Sean Dunlap, a director of equity research at Morningstar, noted that clients are eager to reposition their portfolios, leading to high trading activity, which benefits banks. However, Dunlap cautions that if volatility persists, investors may grow more hesitant, potentially curtailing future profits.
Prediction Markets
Amidst the chaos, platforms like Polymarket have found a lucrative niche by allowing users to place peer-to-peer bets on a range of topics—from sports to geopolitical outcomes. Since the start of the conflict, Polymarket has reportedly been earning upwards of $1 million daily. The platform has even adjusted its fee structure to capitalize on its increased popularity, resulting in significant revenue growth.
While competitors like Kalshi and Novig also operate in this space, Polymarket stands out due to its controversial betting options focused on ongoing conflicts, such as the one in Iran. Analysis indicates the platform could generate as much as $342 million in fees this year, although the majority of profits seem concentrated among a small percentage of skilled users.
Aerospace and Defense
Given the global climate of conflict, it’s no surprise that the aerospace and defense sectors are witnessing substantial growth. Over the past five years, many countries have increased their military budgets, particularly in Europe, where NATO members are committed to raising defense spending to 5% of GDP by 2035.
The MSCI World Aerospace and Defence Index reported impressive returns, outperforming broader market indices. As nations ramp up purchases of military equipment—from drones to missiles—the defense industry continues to thrive.
Artificial Intelligence
The artificial intelligence sector remains robust, showing no signs of decline despite geopolitical upheaval. Predictions from the United Nations Trade and Development office suggest that the AI industry could grow from $189 billion in 2023 to a staggering $4.8 trillion by 2033. High demand for semiconductor chips, particularly from East Asia, is a strong indicator of this growth. Taiwan Semiconductor Manufacturing Company (TSMC) has seen significant increases in net income, reflecting the ongoing demand in this high-tech field.
With major AI players like Anthropic and OpenAI eyeing initial public offerings this year, it’s evident that the market is confident in its upward trajectory.
Renewable Energy
The war in Iran has intensified the urgency to transition from fossil fuels, presenting significant opportunities for the renewable energy sector.

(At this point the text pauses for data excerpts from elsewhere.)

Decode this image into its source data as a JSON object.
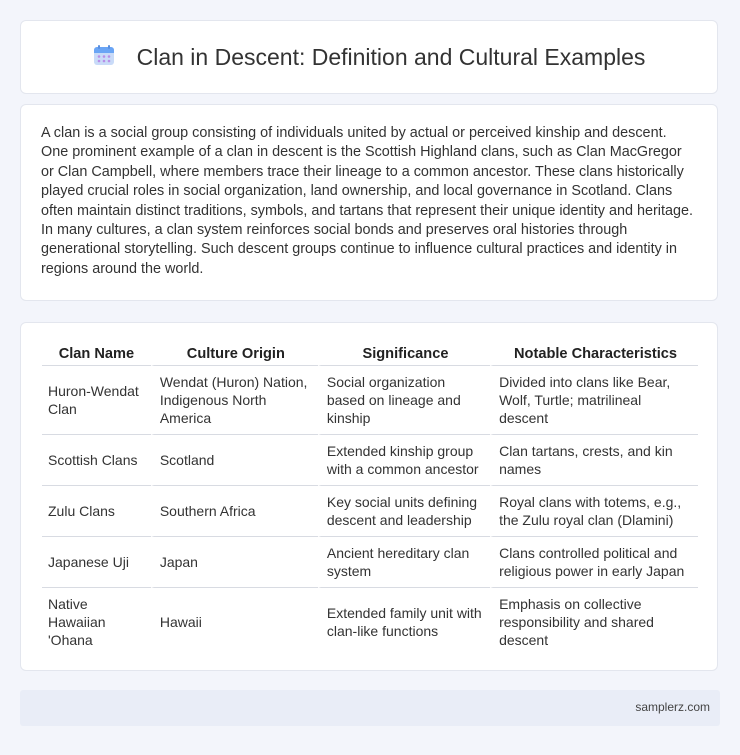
{
  "header": {
    "title": "Clan in Descent: Definition and Cultural Examples",
    "icon": "calendar-icon",
    "icon_colors": {
      "top": "#6aa5f5",
      "body": "#c4d7f8",
      "dots": "#b78ee8"
    }
  },
  "intro": {
    "text": "A clan is a social group consisting of individuals united by actual or perceived kinship and descent. One prominent example of a clan in descent is the Scottish Highland clans, such as Clan MacGregor or Clan Campbell, where members trace their lineage to a common ancestor. These clans historically played crucial roles in social organization, land ownership, and local governance in Scotland. Clans often maintain distinct traditions, symbols, and tartans that represent their unique identity and heritage. In many cultures, a clan system reinforces social bonds and preserves oral histories through generational storytelling. Such descent groups continue to influence cultural practices and identity in regions around the world."
  },
  "table": {
    "headers": [
      "Clan Name",
      "Culture Origin",
      "Significance",
      "Notable Characteristics"
    ],
    "rows": [
      [
        "Huron-Wendat Clan",
        "Wendat (Huron) Nation, Indigenous North America",
        "Social organization based on lineage and kinship",
        "Divided into clans like Bear, Wolf, Turtle; matrilineal descent"
      ],
      [
        "Scottish Clans",
        "Scotland",
        "Extended kinship group with a common ancestor",
        "Clan tartans, crests, and kin names"
      ],
      [
        "Zulu Clans",
        "Southern Africa",
        "Key social units defining descent and leadership",
        "Royal clans with totems, e.g., the Zulu royal clan (Dlamini)"
      ],
      [
        "Japanese Uji",
        "Japan",
        "Ancient hereditary clan system",
        "Clans controlled political and religious power in early Japan"
      ],
      [
        "Native Hawaiian 'Ohana",
        "Hawaii",
        "Extended family unit with clan-like functions",
        "Emphasis on collective responsibility and shared descent"
      ]
    ]
  },
  "footer": {
    "site": "samplerz.com"
  }
}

Following the geopolitical shocks of the last few years, there’s been a marked escalation in governmental policies aimed at promoting renewable energy sources. Globally, about 150 countries are implementing policies to advance renewable and nuclear energy deployment.

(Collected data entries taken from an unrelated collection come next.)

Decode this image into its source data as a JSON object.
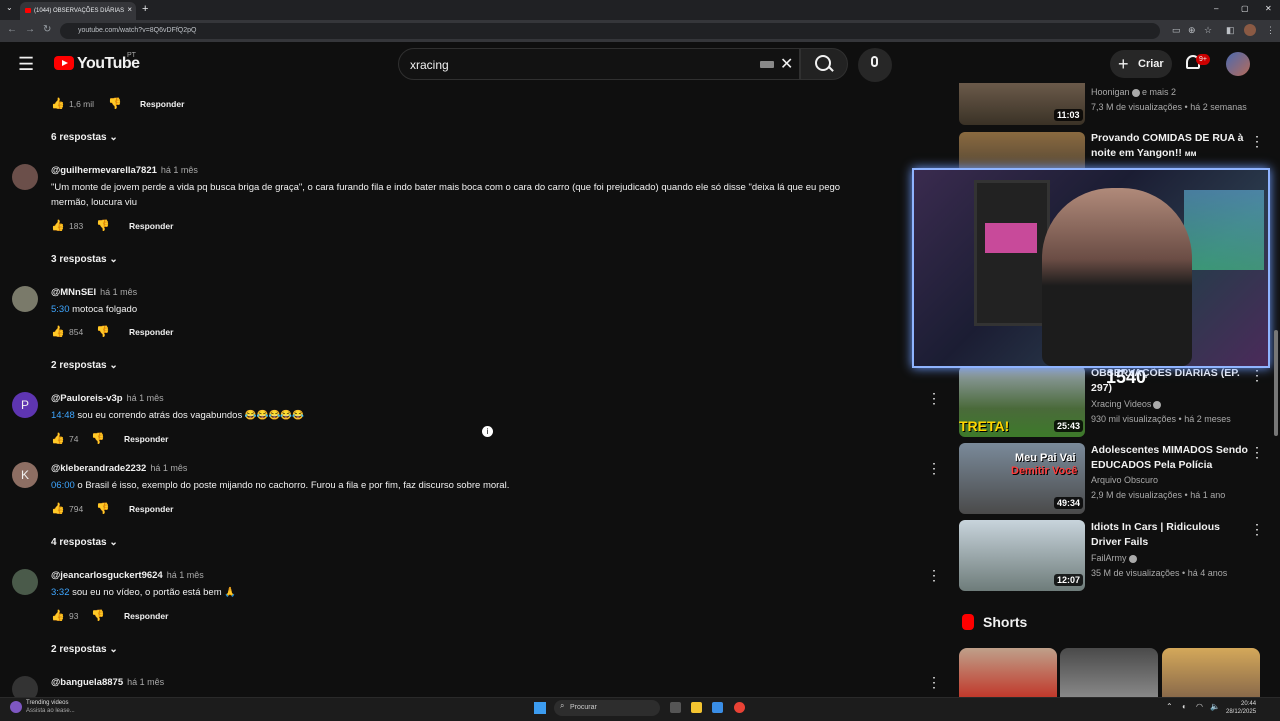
{
  "browser": {
    "tab_title": "(1044) OBSERVAÇÕES DIÁRIAS",
    "url": "youtube.com/watch?v=8Q6vDFfQ2pQ",
    "new_tab": "+",
    "tab_close": "×",
    "win_min": "–",
    "win_max": "▢",
    "win_close": "✕",
    "back": "←",
    "forward": "→",
    "reload": "↻"
  },
  "header": {
    "wordmark": "YouTube",
    "country": "PT",
    "search_value": "xracing",
    "create_label": "Criar",
    "notif_count": "9+"
  },
  "comments": {
    "top_likes": "1,6 mil",
    "reply_label": "Responder",
    "items": [
      {
        "author": "@guilhermevarella7821",
        "time": "há 1 mês",
        "text1": "\"Um monte de jovem perde a vida pq busca briga de graça\", o cara furando fila e indo bater mais boca com o cara do carro (que foi prejudicado) quando ele só disse \"deixa lá que eu pego",
        "text2": "mermão, loucura viu",
        "likes": "183",
        "replies": "3 respostas"
      },
      {
        "author": "@MNnSEI",
        "time": "há 1 mês",
        "ts": "5:30",
        "text": " motoca folgado",
        "likes": "854",
        "replies": "2 respostas"
      },
      {
        "author": "@Pauloreis-v3p",
        "time": "há 1 mês",
        "ts": "14:48",
        "text": " sou eu correndo atrás dos vagabundos 😂😂😂😂😂",
        "likes": "74",
        "initial": "P"
      },
      {
        "author": "@kleberandrade2232",
        "time": "há 1 mês",
        "ts": "06:00",
        "text": " o Brasil é isso, exemplo do poste mijando no cachorro. Furou a fila e por fim, faz discurso sobre moral.",
        "likes": "794",
        "replies": "4 respostas",
        "initial": "K"
      },
      {
        "author": "@jeancarlosguckert9624",
        "time": "há 1 mês",
        "ts": "3:32",
        "text": " sou eu no vídeo, o portão está bem 🙏",
        "likes": "93",
        "replies": "2 respostas"
      },
      {
        "author": "@banguela8875",
        "time": "há 1 mês"
      }
    ],
    "top_replies": "6 respostas"
  },
  "sidebar": {
    "videos": [
      {
        "channel": "Hoonigan",
        "extra": "e mais 2",
        "views": "7,3 M de visualizações",
        "age": "há 2 semanas",
        "duration": "11:03"
      },
      {
        "title": "Provando COMIDAS DE RUA à noite em Yangon!!",
        "channel_tag": "ᴍᴍ"
      },
      {
        "title": "OBSERVAÇÕES DIÁRIAS (EP. 297)",
        "channel": "Xracing Videos",
        "views": "930 mil visualizações",
        "age": "há 2 meses",
        "duration": "25:43",
        "badge": "TRETA!"
      },
      {
        "title": "Adolescentes MIMADOS Sendo EDUCADOS Pela Polícia",
        "channel": "Arquivo Obscuro",
        "views": "2,9 M de visualizações",
        "age": "há 1 ano",
        "duration": "49:34",
        "thumb_text1": "Meu Pai Vai",
        "thumb_text2": "Demitir Você"
      },
      {
        "title": "Idiots In Cars | Ridiculous Driver Fails",
        "channel": "FailArmy",
        "views": "35 M de visualizações",
        "age": "há 4 anos",
        "duration": "12:07"
      }
    ],
    "shorts_title": "Shorts",
    "overlay_counter": "1540"
  },
  "taskbar": {
    "search_placeholder": "Procurar",
    "news_title": "Trending videos",
    "news_sub": "Assista ao lease...",
    "time": "20:44",
    "date": "28/12/2025"
  }
}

Asian countries that heavily rely on oil and gas from the Strait of Hormuz are now actively seeking alternatives. Initiatives ranging from tax incentives for solar installations to the revival of nuclear reactors underscore the commitment to enhancing energy security and sustainability.
The S&P Global Clean Energy Transition Index, which tracks companies in the renewable sector, has seen a remarkable year-on-year increase of 70.92%. Such proactive policymaking is anticipated to further invigorate the industry.
Through understanding these emerging trends, we can gain a clearer picture of how specific sectors are successfully navigating the turbulent currents of today’s global economy, adapting to and even capitalizing on change.